Kobieta, która w ostatniej chwili uratowała swoje 3-miesięczne dziecko przed osuwającą się ziemią, została znaleziona martwa pod gruzami zawalonego domu w środkowych Chinach – podały w piątek media. W wyniku „burzy tysiąclecia” zginęły tam co najmniej 33 osoby.
„Podniosła dziecko w ostatniej chwili i rzuciła je w bezpieczne miejsce” – podał na kanale społecznościowym dziennik „Beijing Qingnianbao”, cytując krewnych zmarłej. Ratownik o nazwisku Yang ocenił w rozmowie z dziennikarzami, że dzięki temu dziecko przeżyło.
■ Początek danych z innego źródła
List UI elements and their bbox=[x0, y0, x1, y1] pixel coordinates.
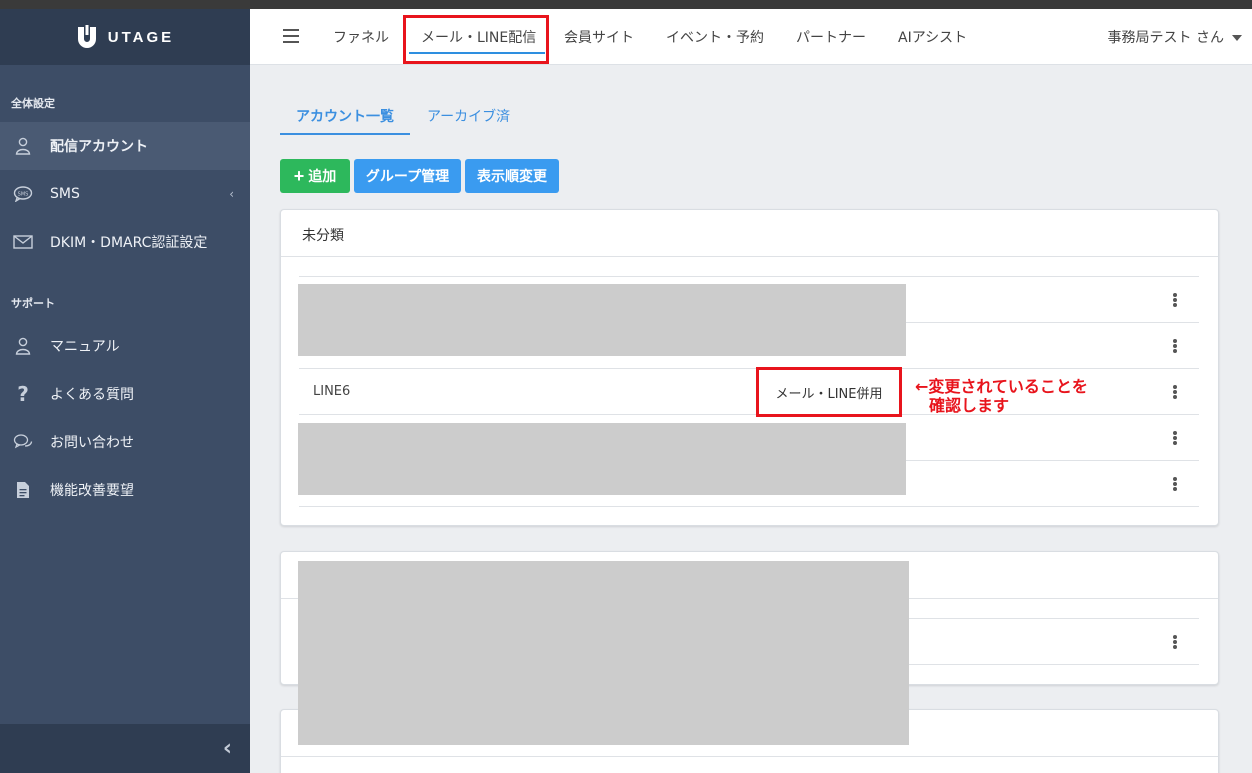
redacted-rows bbox=[298, 423, 906, 495]
group-manage-button[interactable]: グループ管理 bbox=[354, 159, 461, 193]
more-vertical-icon[interactable] bbox=[1173, 339, 1177, 353]
user-icon bbox=[12, 135, 34, 157]
more-vertical-icon[interactable] bbox=[1173, 385, 1177, 399]
nav-active-underline bbox=[409, 52, 545, 54]
add-button-label: 追加 bbox=[308, 168, 337, 184]
nav-mail-line[interactable]: メール・LINE配信 bbox=[421, 27, 536, 47]
sms-bubble-icon: SMS bbox=[12, 183, 34, 205]
order-change-button[interactable]: 表示順変更 bbox=[465, 159, 559, 193]
chevron-left-icon: ‹ bbox=[222, 736, 232, 761]
chat-icon bbox=[12, 431, 34, 453]
caret-down-icon bbox=[1232, 35, 1242, 41]
chevron-left-icon: ‹ bbox=[229, 187, 234, 201]
sidebar-item-delivery-account[interactable]: 配信アカウント bbox=[0, 122, 250, 170]
user-menu[interactable]: 事務局テスト さん bbox=[1108, 27, 1242, 47]
redacted-rows bbox=[298, 561, 909, 745]
sidebar: UTAGE 全体設定 配信アカウント SMS SMS ‹ DKIM・DMARC認… bbox=[0, 9, 250, 773]
sidebar-item-label: よくある質問 bbox=[50, 387, 134, 403]
tab-archived[interactable]: アーカイブ済 bbox=[427, 106, 510, 126]
sidebar-item-label: お問い合わせ bbox=[50, 435, 134, 451]
nav-funnel[interactable]: ファネル bbox=[333, 27, 389, 47]
sidebar-item-label: SMS bbox=[50, 186, 80, 202]
divider bbox=[299, 276, 1199, 277]
sidebar-item-manual[interactable]: マニュアル bbox=[0, 322, 250, 370]
sidebar-item-feature-request[interactable]: 機能改善要望 bbox=[0, 466, 250, 514]
divider bbox=[299, 506, 1199, 507]
divider bbox=[281, 256, 1218, 257]
more-vertical-icon[interactable] bbox=[1173, 635, 1177, 649]
top-header: ファネル メール・LINE配信 会員サイト イベント・予約 パートナー AIアシ… bbox=[250, 9, 1252, 65]
hamburger-menu-icon[interactable] bbox=[283, 29, 299, 43]
user-name: 事務局テスト さん bbox=[1107, 30, 1224, 46]
nav-ai-assist[interactable]: AIアシスト bbox=[898, 27, 967, 47]
group-title: 未分類 bbox=[302, 228, 344, 244]
section-general-settings: 全体設定 bbox=[11, 97, 55, 110]
brand[interactable]: UTAGE bbox=[0, 9, 250, 65]
nav-event[interactable]: イベント・予約 bbox=[666, 27, 764, 47]
plus-icon: + bbox=[293, 165, 305, 186]
divider bbox=[299, 368, 1199, 369]
user-icon bbox=[12, 335, 34, 357]
sidebar-item-label: 配信アカウント bbox=[50, 139, 148, 155]
redacted-rows bbox=[298, 284, 906, 356]
more-vertical-icon[interactable] bbox=[1173, 431, 1177, 445]
divider bbox=[281, 756, 1218, 757]
svg-text:SMS: SMS bbox=[18, 192, 29, 198]
add-button[interactable]: + 追加 bbox=[280, 159, 350, 193]
browser-top-strip bbox=[0, 0, 1252, 9]
account-type: メール・LINE併用 bbox=[775, 386, 883, 402]
sidebar-item-label: 機能改善要望 bbox=[50, 483, 134, 499]
annotation-line-1: ←変更されていることを bbox=[915, 377, 1088, 396]
sidebar-item-faq[interactable]: ? よくある質問 bbox=[0, 370, 250, 418]
sidebar-item-dkim-dmarc[interactable]: DKIM・DMARC認証設定 bbox=[0, 218, 250, 266]
sidebar-item-label: マニュアル bbox=[50, 339, 120, 355]
sidebar-item-sms[interactable]: SMS SMS ‹ bbox=[0, 170, 250, 218]
brand-name: UTAGE bbox=[107, 28, 175, 46]
sidebar-item-label: DKIM・DMARC認証設定 bbox=[50, 235, 208, 251]
sidebar-collapse-button[interactable]: ‹ bbox=[0, 724, 250, 773]
annotation-note: ←変更されていることを 確認します bbox=[915, 377, 1088, 415]
annotation-line-2: 確認します bbox=[929, 396, 1010, 415]
account-name[interactable]: LINE6 bbox=[313, 384, 350, 399]
more-vertical-icon[interactable] bbox=[1173, 293, 1177, 307]
more-vertical-icon[interactable] bbox=[1173, 477, 1177, 491]
utage-logo-icon bbox=[77, 25, 96, 48]
nav-member-site[interactable]: 会員サイト bbox=[564, 27, 634, 47]
sidebar-item-contact[interactable]: お問い合わせ bbox=[0, 418, 250, 466]
tab-active-underline bbox=[280, 133, 410, 135]
tab-account-list[interactable]: アカウント一覧 bbox=[296, 106, 394, 126]
nav-partner[interactable]: パートナー bbox=[796, 27, 866, 47]
question-icon: ? bbox=[17, 382, 29, 406]
envelope-icon bbox=[12, 231, 34, 253]
document-icon bbox=[12, 479, 34, 501]
account-type-highlight: メール・LINE併用 bbox=[756, 367, 902, 417]
section-support: サポート bbox=[11, 297, 55, 310]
Według dziennika „Nanfang Dushibao” ciało kobiety znalazły w czwartek ekipy ratownicze. Dzień wcześniej ratownicy wyciągnęli z rumowiska jej około 3-miesięczną córkę. Przewieziono ją do szpitala i okazało się, że wyszła z kataklizmu bez szwanku.
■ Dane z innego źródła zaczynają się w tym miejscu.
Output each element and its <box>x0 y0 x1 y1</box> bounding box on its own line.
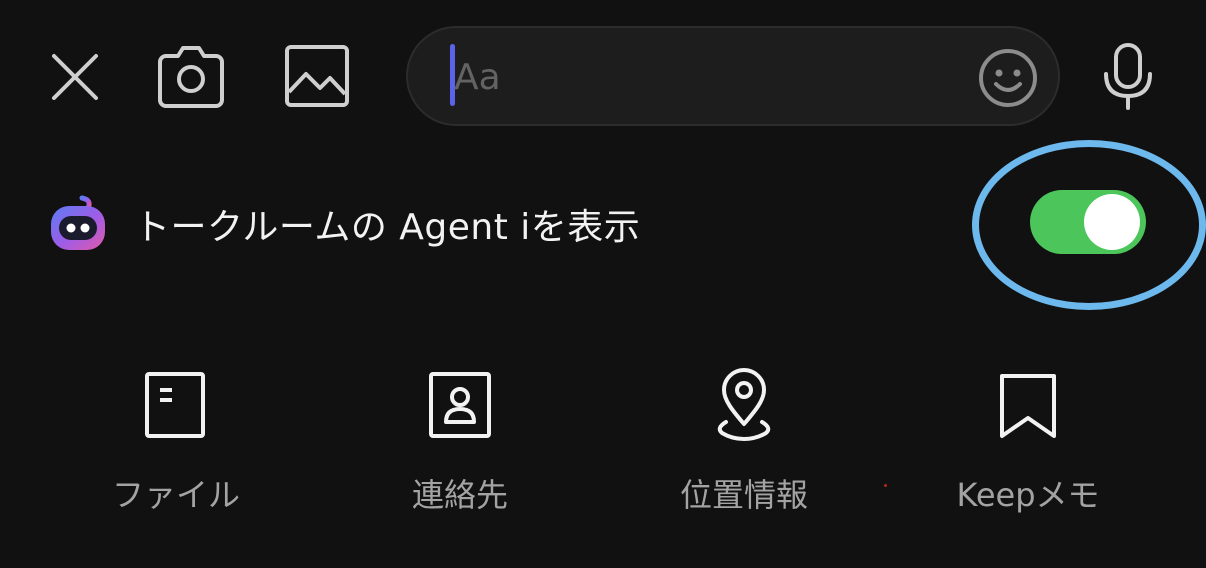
camera-icon[interactable] <box>156 42 226 108</box>
emoji-icon[interactable] <box>978 48 1038 108</box>
action-file[interactable]: ファイル <box>76 366 276 526</box>
agent-i-toggle[interactable] <box>1030 190 1146 254</box>
attachment-panel: トークルームの Agent iを表示 ファイル 連絡先 位置情報 <box>0 0 1206 568</box>
action-contact[interactable]: 連絡先 <box>360 366 560 526</box>
action-keep-memo[interactable]: Keepメモ <box>928 366 1128 526</box>
message-input[interactable] <box>454 48 954 106</box>
image-icon[interactable] <box>284 44 350 108</box>
agent-i-label: トークルームの Agent iを表示 <box>134 207 641 248</box>
action-location-label: 位置情報 <box>679 476 808 514</box>
mic-icon[interactable] <box>1098 42 1158 112</box>
action-location[interactable]: 位置情報 <box>644 366 844 526</box>
agent-i-setting-row: トークルームの Agent iを表示 <box>0 180 1206 270</box>
action-file-label: ファイル <box>111 476 240 514</box>
bookmark-icon <box>1000 374 1056 438</box>
action-contact-label: 連絡先 <box>411 476 508 514</box>
toggle-knob <box>1084 194 1140 250</box>
agent-i-icon <box>51 195 105 250</box>
action-keep-memo-label: Keepメモ <box>956 476 1100 514</box>
stray-red-dot <box>884 484 887 487</box>
contact-icon <box>429 372 491 438</box>
message-input-bar[interactable] <box>406 26 1060 126</box>
close-icon[interactable] <box>46 48 104 106</box>
file-icon <box>145 372 205 438</box>
location-icon <box>717 368 771 442</box>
Nagranie z momentu, gdy ratownicy znajdują i wyciągają dziecko z rumowiska, cieszy się dużą popularnością w chińskich sieciach społecznościowych. Wielu wyraża podziw dla „ogromu matczynej miłości” i smutek z powodu śmierci kobiety.
„To smutne. Dziecko, rośnij bezpiecznie i zdrowo. Musisz pamiętać, że matka dała ci życie dwa razy” – napisał jeden z użytkowników sieci Weibo.
Według oficjalnych danych rekordowe ulewy w prowincji Henan w środkowej części Chin spowodowały śmierć co najmniej 33 osób, a osiem innych uznawano w czwartek za poszukiwane. Ponad 200 tys. ludzi ewakuowano. 12 osób zginęło w zalanym metrze w Zhengzhou, stolicy prowincji, gdzie woda wdarła się do tuneli i uwięziła setki osób w wagonach.
Od soboty do wtorku w Zhengzhou spadło 617 mm deszczu, czyli niewiele mniej niż wynosi tam roczna średnia opadów – 640 mm. Lokalne biuro meteorologiczne oceniło, że tak silne ulewy zdarzają się „raz na tysiąc lat”.